Печально вздохнув, мать отворачивается.
— Да, наломала ты дров! Глаза бы мои не видели, что станет вытворять отец, когда вернется. Имриху ничего не говорила?
— Нет, — быстро отвечает Божена, умалчивая, что целый месяц вообще не видела брата, хоть и живет с ним в одном городе. Спросить бы про отца, но задавать матери прямой вопрос не хочется.
Женщина в черном фартуке отворачивается к телятам, потом переводит взгляд на ведерки и качает головой.
— Впору отправиться в трактир и опрокинуть стопку горькой! Чтобы уж все вверх ногами!
«Неужели она так расстраивается, что я не посоветовалась с братом? Конечно, я сглупила, — кается в душе Божена, — но не из-за этого же она говорит такое?!»
— Ты здесь, а отец там! — мать вскидывает руки ладонями кверху. — Сегодня утром поехал. Представляешь?

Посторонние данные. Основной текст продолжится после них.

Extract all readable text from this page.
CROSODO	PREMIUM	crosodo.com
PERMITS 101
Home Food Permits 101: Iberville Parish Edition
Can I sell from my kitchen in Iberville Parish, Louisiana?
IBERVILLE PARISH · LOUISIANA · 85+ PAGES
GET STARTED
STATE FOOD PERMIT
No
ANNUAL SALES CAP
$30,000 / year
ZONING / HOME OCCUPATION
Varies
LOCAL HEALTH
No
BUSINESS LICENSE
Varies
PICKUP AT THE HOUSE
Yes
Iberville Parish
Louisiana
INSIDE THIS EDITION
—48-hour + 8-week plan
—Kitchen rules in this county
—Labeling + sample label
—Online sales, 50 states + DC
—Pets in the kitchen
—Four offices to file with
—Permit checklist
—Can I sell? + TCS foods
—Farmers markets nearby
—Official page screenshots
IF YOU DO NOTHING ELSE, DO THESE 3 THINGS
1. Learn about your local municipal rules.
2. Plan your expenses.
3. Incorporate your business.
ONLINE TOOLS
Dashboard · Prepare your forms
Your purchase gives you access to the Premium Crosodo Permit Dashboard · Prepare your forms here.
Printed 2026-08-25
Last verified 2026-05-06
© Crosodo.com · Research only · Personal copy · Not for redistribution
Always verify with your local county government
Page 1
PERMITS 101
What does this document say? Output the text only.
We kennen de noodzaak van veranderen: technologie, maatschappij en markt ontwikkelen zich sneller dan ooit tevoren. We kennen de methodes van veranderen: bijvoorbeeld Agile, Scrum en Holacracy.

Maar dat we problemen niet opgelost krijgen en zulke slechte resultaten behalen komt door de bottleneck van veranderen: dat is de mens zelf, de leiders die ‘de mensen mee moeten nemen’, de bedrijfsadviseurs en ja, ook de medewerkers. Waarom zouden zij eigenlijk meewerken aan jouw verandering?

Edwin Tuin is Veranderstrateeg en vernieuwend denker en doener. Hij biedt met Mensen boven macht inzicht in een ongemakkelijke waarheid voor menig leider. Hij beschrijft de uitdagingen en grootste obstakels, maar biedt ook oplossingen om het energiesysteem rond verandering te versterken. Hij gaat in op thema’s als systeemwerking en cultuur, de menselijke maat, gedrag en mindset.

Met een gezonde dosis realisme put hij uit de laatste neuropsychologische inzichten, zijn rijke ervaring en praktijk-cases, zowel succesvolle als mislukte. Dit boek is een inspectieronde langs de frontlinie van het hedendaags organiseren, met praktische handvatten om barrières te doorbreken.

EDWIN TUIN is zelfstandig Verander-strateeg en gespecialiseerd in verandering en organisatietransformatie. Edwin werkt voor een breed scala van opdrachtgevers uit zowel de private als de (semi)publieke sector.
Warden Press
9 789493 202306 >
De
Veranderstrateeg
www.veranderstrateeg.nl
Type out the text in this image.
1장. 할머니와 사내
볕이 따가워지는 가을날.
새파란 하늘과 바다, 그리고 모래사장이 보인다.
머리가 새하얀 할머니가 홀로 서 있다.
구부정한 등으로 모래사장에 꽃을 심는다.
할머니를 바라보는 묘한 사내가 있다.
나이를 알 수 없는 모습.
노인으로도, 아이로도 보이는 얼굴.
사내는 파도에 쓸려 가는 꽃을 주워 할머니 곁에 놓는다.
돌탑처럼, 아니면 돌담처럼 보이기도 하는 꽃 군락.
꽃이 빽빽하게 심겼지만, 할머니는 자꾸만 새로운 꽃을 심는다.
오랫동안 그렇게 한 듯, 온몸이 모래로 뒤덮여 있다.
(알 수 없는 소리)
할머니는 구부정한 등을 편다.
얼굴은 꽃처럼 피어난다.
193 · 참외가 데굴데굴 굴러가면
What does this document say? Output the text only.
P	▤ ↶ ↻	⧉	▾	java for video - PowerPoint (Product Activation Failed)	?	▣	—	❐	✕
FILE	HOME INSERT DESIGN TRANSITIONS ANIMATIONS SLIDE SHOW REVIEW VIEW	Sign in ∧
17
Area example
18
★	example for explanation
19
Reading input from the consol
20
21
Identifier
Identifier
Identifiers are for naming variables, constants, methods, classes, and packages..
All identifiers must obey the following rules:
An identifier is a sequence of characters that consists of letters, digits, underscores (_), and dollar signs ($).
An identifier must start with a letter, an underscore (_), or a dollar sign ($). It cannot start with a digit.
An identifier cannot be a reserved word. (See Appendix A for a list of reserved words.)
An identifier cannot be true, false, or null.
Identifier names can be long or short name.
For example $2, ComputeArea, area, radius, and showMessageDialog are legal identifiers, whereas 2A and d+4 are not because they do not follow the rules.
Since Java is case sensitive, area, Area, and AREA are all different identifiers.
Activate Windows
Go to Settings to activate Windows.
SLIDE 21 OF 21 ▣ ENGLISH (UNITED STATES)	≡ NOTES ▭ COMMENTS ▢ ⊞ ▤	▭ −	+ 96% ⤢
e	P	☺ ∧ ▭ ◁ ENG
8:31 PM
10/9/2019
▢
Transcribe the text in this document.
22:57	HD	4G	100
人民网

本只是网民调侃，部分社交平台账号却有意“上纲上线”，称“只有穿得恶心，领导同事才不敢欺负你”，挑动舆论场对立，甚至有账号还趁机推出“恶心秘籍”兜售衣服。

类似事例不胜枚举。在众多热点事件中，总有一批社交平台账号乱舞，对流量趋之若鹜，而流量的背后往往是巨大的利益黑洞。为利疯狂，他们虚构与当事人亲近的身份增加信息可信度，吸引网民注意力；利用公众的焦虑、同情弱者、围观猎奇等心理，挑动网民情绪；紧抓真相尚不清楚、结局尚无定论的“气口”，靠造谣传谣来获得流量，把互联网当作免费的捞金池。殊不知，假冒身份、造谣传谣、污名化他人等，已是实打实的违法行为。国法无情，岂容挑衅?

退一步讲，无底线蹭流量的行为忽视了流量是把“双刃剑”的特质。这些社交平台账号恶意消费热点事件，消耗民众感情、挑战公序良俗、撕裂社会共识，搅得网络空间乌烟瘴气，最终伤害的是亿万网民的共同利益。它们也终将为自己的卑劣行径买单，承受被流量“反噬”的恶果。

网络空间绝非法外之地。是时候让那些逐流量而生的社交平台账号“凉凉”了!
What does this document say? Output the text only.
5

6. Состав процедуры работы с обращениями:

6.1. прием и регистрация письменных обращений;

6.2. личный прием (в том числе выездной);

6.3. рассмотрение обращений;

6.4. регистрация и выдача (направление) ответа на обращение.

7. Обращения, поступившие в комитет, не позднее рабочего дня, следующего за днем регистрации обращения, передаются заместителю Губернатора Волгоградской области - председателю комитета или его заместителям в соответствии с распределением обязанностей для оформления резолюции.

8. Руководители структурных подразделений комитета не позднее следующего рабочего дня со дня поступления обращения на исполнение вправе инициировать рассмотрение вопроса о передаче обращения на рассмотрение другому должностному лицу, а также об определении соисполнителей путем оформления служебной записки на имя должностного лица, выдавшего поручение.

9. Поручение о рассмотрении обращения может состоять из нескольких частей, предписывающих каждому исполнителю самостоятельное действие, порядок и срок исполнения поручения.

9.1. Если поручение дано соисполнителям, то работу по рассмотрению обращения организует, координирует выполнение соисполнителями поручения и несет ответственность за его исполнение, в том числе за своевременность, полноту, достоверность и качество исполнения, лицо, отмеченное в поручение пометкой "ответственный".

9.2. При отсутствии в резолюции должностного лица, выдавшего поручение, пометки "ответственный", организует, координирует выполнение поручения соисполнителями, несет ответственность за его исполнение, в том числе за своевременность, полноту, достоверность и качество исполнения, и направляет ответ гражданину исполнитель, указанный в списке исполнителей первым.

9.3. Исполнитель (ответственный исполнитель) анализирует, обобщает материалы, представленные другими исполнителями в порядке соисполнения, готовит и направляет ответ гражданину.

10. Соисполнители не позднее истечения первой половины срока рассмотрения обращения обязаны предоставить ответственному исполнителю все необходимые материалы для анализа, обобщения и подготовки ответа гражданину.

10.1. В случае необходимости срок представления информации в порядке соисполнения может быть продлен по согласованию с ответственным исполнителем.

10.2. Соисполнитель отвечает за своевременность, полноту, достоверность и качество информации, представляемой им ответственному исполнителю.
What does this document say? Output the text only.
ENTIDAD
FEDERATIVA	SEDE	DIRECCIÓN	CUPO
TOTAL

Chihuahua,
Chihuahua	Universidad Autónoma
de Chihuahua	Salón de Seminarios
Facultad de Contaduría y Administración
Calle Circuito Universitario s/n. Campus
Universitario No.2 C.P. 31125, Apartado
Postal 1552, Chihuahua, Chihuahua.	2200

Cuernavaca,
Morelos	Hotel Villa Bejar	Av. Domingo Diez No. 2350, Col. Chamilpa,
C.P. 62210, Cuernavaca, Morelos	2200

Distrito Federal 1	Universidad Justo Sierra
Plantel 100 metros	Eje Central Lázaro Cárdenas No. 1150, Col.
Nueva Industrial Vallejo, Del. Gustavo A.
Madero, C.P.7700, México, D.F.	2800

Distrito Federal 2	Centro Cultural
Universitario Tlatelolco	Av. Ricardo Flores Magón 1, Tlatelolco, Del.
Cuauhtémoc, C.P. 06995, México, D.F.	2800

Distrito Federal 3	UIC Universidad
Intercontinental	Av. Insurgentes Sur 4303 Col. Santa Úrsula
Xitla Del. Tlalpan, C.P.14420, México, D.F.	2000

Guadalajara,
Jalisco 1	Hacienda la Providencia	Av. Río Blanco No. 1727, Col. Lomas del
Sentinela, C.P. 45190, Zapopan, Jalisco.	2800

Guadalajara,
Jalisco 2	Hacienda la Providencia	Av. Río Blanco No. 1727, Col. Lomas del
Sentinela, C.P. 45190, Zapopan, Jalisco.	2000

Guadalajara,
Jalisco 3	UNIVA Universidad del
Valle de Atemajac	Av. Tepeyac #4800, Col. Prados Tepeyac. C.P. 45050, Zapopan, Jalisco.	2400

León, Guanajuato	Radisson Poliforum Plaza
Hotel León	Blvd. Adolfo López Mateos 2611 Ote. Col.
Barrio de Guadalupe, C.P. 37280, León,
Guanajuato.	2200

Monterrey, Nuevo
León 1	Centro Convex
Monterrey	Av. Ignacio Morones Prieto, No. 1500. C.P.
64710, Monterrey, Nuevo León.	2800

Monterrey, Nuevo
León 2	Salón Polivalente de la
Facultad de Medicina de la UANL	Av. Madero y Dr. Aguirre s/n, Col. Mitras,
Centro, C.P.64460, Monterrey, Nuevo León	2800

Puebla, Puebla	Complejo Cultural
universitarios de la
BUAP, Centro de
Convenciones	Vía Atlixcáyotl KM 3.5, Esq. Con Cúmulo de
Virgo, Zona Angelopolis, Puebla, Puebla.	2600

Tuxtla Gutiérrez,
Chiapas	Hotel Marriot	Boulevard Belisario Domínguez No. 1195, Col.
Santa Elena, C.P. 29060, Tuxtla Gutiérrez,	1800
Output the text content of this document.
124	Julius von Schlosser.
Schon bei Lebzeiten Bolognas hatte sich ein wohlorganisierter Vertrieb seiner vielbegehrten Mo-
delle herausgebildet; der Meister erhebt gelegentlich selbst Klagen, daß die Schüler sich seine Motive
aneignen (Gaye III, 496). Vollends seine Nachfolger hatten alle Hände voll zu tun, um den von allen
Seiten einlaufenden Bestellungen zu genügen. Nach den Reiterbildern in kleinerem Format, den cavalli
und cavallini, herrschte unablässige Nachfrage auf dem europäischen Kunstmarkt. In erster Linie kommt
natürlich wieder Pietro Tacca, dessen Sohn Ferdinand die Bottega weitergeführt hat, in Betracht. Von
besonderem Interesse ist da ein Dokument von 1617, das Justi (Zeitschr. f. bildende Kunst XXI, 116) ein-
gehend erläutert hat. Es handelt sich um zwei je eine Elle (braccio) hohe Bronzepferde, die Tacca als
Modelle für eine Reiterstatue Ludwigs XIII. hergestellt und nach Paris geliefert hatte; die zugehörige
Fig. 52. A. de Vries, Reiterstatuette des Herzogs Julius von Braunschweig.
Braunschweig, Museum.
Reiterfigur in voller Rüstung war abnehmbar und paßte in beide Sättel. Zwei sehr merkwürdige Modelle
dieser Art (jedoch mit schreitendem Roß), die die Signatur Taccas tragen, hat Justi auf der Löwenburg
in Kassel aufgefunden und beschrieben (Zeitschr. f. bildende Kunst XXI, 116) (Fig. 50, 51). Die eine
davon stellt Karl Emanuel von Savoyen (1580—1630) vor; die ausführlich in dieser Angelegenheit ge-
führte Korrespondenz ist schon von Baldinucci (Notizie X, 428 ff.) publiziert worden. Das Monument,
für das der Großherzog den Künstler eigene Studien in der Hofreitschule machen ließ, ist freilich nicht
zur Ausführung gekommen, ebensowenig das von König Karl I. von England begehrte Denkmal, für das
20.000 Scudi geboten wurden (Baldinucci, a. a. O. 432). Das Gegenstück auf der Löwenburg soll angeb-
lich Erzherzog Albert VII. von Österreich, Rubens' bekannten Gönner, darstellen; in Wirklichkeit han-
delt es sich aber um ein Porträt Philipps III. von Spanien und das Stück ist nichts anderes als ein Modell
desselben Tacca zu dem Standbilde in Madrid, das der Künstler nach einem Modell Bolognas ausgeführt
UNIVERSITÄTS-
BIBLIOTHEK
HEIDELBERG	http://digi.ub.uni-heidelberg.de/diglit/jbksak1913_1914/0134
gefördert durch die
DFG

— Ко мне? — тихо спрашивает Божена. Если уж мама начинает сердиться, дело плохо. В таком случае надо уйти в себя, съежиться, спрятаться в скорлупу.
— К тебе! — произносит мать с горькой усмешкой. — Одна ты там, что ли? А Имро? У него, поди, неприятности почище твоих…
— Что случилось?
— Чисто дитя несмышленое! Тебе бы первой надо знать. Надеюсь, не забыла, в какой он попал переплет. Может, его и с работы выгнали… Вот какие мне от вас радости! Скорей бы уж на тот свет…
Бросив на дочь короткий, пронизывающий взгляд, она резко отворачивается и, нагнувшись, продолжает прерванную работу. Наливает молока во все шесть ведерок. В каждое — по три кружки. Затем из другого бидона — по полторы кружки молочной смеси. Где надо, пальцами разминает комки жира.
— Я помогу, — предлагает Божена.
Кладет сумку на стоящий у двери бидон и хочет отнести полные ведерки в соседнее помещение, где поят малышей.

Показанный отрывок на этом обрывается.